# Hello everyone I am newbie,



## bordios1983 (Mar 2, 2016)

Hello everyone I am newbie,
Job Seeker and one of the thousand applicants who want to work in Australia,I want to be a Production Worker/Merchandiser/Food Server
Can anyone help me r give some advice on how and where should I begin to find a job online?thank you for this Very informative forum,God Bless


----------



## Verystormy (Sep 14, 2015)

Finding a job is irrelevant.
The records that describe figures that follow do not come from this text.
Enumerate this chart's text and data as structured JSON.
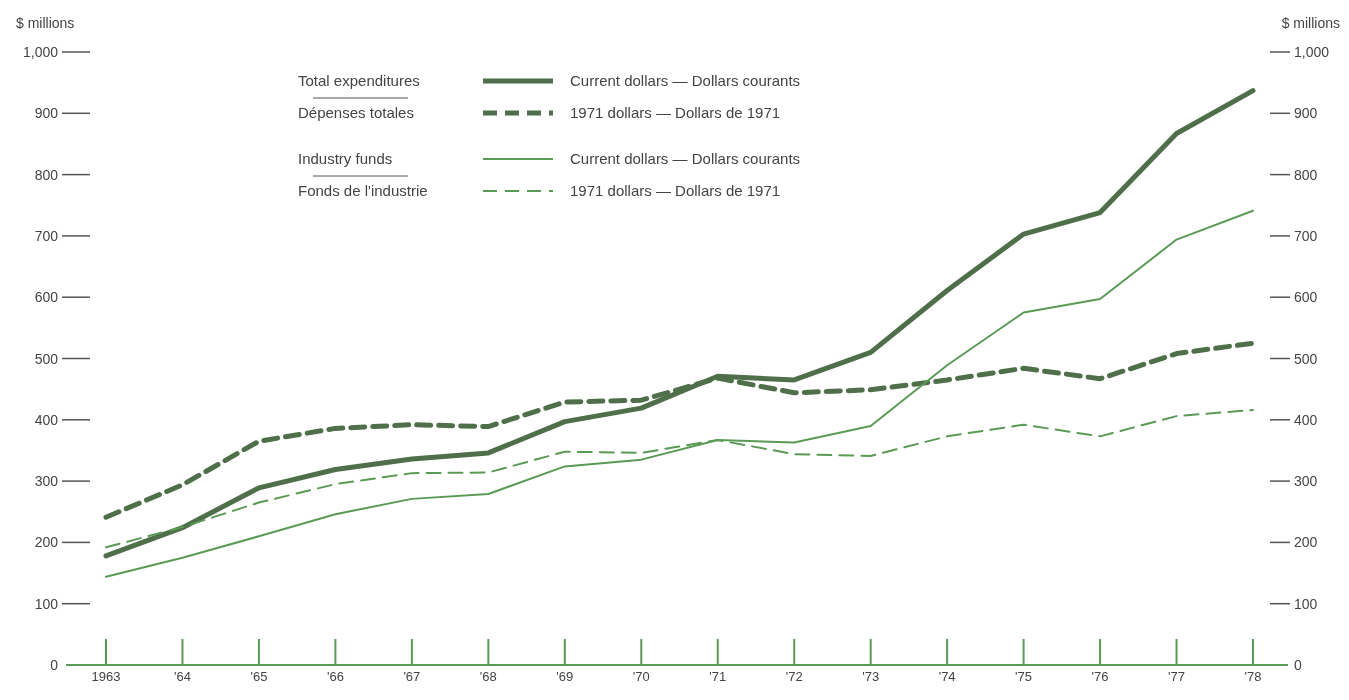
{
  "chart_data": {
    "type": "line",
    "ylabel": "$ millions",
    "y2label": "$ millions",
    "categories": [
      "1963",
      "'64",
      "'65",
      "'66",
      "'67",
      "'68",
      "'69",
      "'70",
      "'71",
      "'72",
      "'73",
      "'74",
      "'75",
      "'76",
      "'77",
      "'78"
    ],
    "ylim": [
      0,
      1000
    ],
    "yticks": [
      0,
      100,
      200,
      300,
      400,
      500,
      600,
      700,
      800,
      900,
      {
        "value": 1000,
        "label": "1,000"
      }
    ],
    "y2lim": [
      0,
      1000
    ],
    "y2ticks": [
      0,
      100,
      200,
      300,
      400,
      500,
      600,
      700,
      800,
      900,
      {
        "value": 1000,
        "label": "1,000"
      }
    ],
    "grid": false,
    "legend": "top left",
    "marker": "none",
    "annotations": [
      "Total expenditures",
      "Dépenses totales",
      "Industry funds",
      "Fonds de l'industrie"
    ],
    "series": [
      {
        "name": "Current dollars — Dollars courants",
        "color": "#4f6e4a",
        "line_style": "solid",
        "values": [
          178,
          224,
          289,
          319,
          336,
          346,
          397,
          419,
          471,
          465,
          510,
          611,
          703,
          738,
          867,
          937
        ]
      },
      {
        "name": "1971 dollars — Dollars de 1971",
        "color": "#4f6e4a",
        "line_style": "dashed",
        "values": [
          241,
          294,
          365,
          386,
          392,
          389,
          429,
          432,
          468,
          444,
          449,
          465,
          484,
          467,
          508,
          525
        ]
      },
      {
        "name": "Current dollars — Dollars courants",
        "color": "#5b9a56",
        "line_style": "solid",
        "values": [
          144,
          175,
          210,
          246,
          271,
          279,
          324,
          335,
          367,
          363,
          390,
          489,
          575,
          597,
          694,
          741
        ]
      },
      {
        "name": "1971 dollars — Dollars de 1971",
        "color": "#5b9a56",
        "line_style": "dashed",
        "values": [
          192,
          225,
          265,
          295,
          313,
          314,
          348,
          346,
          367,
          344,
          341,
          373,
          392,
          373,
          406,
          416
        ]
      }
    ]
  }
}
Do you qualify for a visa?


----------



## bordios1983 (Mar 2, 2016)

Hi boss Verystormy,
Thank u so much for taking the time to response my message,actually as a beginner in this forum i do not also have knowledge of how to start a job in australia affiliation, and where do I start online, I am currently working here in Kuwait as Cashier/Food Server,but I want to work also as production worker in australia, I am applying every night through online to find a sponsor to work as a production worker would u help me more about this boss Verystormy? again thank so much and God bless you


----------



## Verystormy (Sep 14, 2015)

I am afraid it doesn't work like that.

To be sponsored you need a skill / occupation that is on one of the two occupation lists published by the government called SOL and CSOL. Along with the relevant qualifications and experience.
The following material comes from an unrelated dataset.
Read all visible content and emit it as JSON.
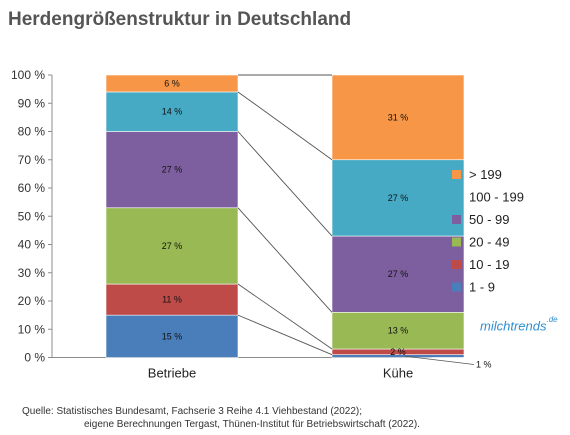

Jobs such as food serving are not available for sponsorship.

http://industry.gov.au/Office-of-th...ments/2015Submissions/Optometry-Australia.pdf

https://www.border.gov.au/Trav/Work...ng-authorities/skilled-occupations-lists/CSOL


----------



## bordios1983 (Mar 2, 2016)

I was very pleased with the second answer boss Verystormy I have learned now as a beginner because you answered,I start to read the information contained in the provided links you gave,thank u so much boss Verystormy God bless you


----------



## Green Koala (Mar 8, 2016)

Most popular source of job adverts is gumtree. You can search also on "seek" - sometimes you can find there an adverts with 457 visa option.


----------



## bordios1983 (Mar 2, 2016)

Thank u so much boss Green Koala,may God bless you


----------



## rosydovey (Feb 29, 2016)

Hi,bordios 
If you are permanent resident of Australia, and you have authority to take decision in country then the country will sponsor you a PR only.
If you are able for the government job or semi-govt sectors job then you have to fill form in government education authority sector and apply for the various post in private or government sector.


----------



## Verystormy (Sep 14, 2015)

rosydovey said:


> Hi,bordios
> If you are permanent resident of Australia, and you have authority to take decision in country then the country will sponsor you a PR only.
> If you are able for the government job or semi-govt sectors job then you have to fill form in government education authority sector and apply for the various post in private or government sector.


This makes no sense. The OP isn't eligible for a visa.


----------



## bordios1983 (Mar 2, 2016)

Thank u so much for ur time guy's to reply I appreciate d,may God bless u guy's


----------



## khansdaf (May 3, 2016)

Hi bordios, "seek" a good website to finding a job in Australia online. But as my experience you can first get the PR visa.


----------



## bordios1983 (Mar 2, 2016)

Thank u so boss khansdaf,so I can apply for pr in the embassy of Australia here in kuwait?may God bless you boss


----------



## bordios1983 (Mar 2, 2016)

Hi boss Khansdaf thank u so much ur reply,so I can apply for PR in the embassy of Australia here in kuwait right?may God bless u


----------



## Verystormy (Sep 14, 2015)

bordios1983 said:


> Hi boss Khansdaf thank u so much ur reply,so I can apply for PR in the embassy of Australia here in kuwait right?may God bless u


No.

Did you read my previous email. Did you look at the links I posted?

You must have an occupation and qualifications and experience in one of the skilled occupations on one of those lists. Your current occupation is not eligible for a visa. You can not work in Australia without a visa.


----------



## mando73 (May 3, 2016)

There are many good sites too find jobs like indeed au , seek or Tanquib


----------



## Verystormy (Sep 14, 2015)

mando73 said:


> There are many good sites too find jobs like indeed au , seek or Tanquib


There is no point in the poster looking for a job if they do not qualify for a visa


----------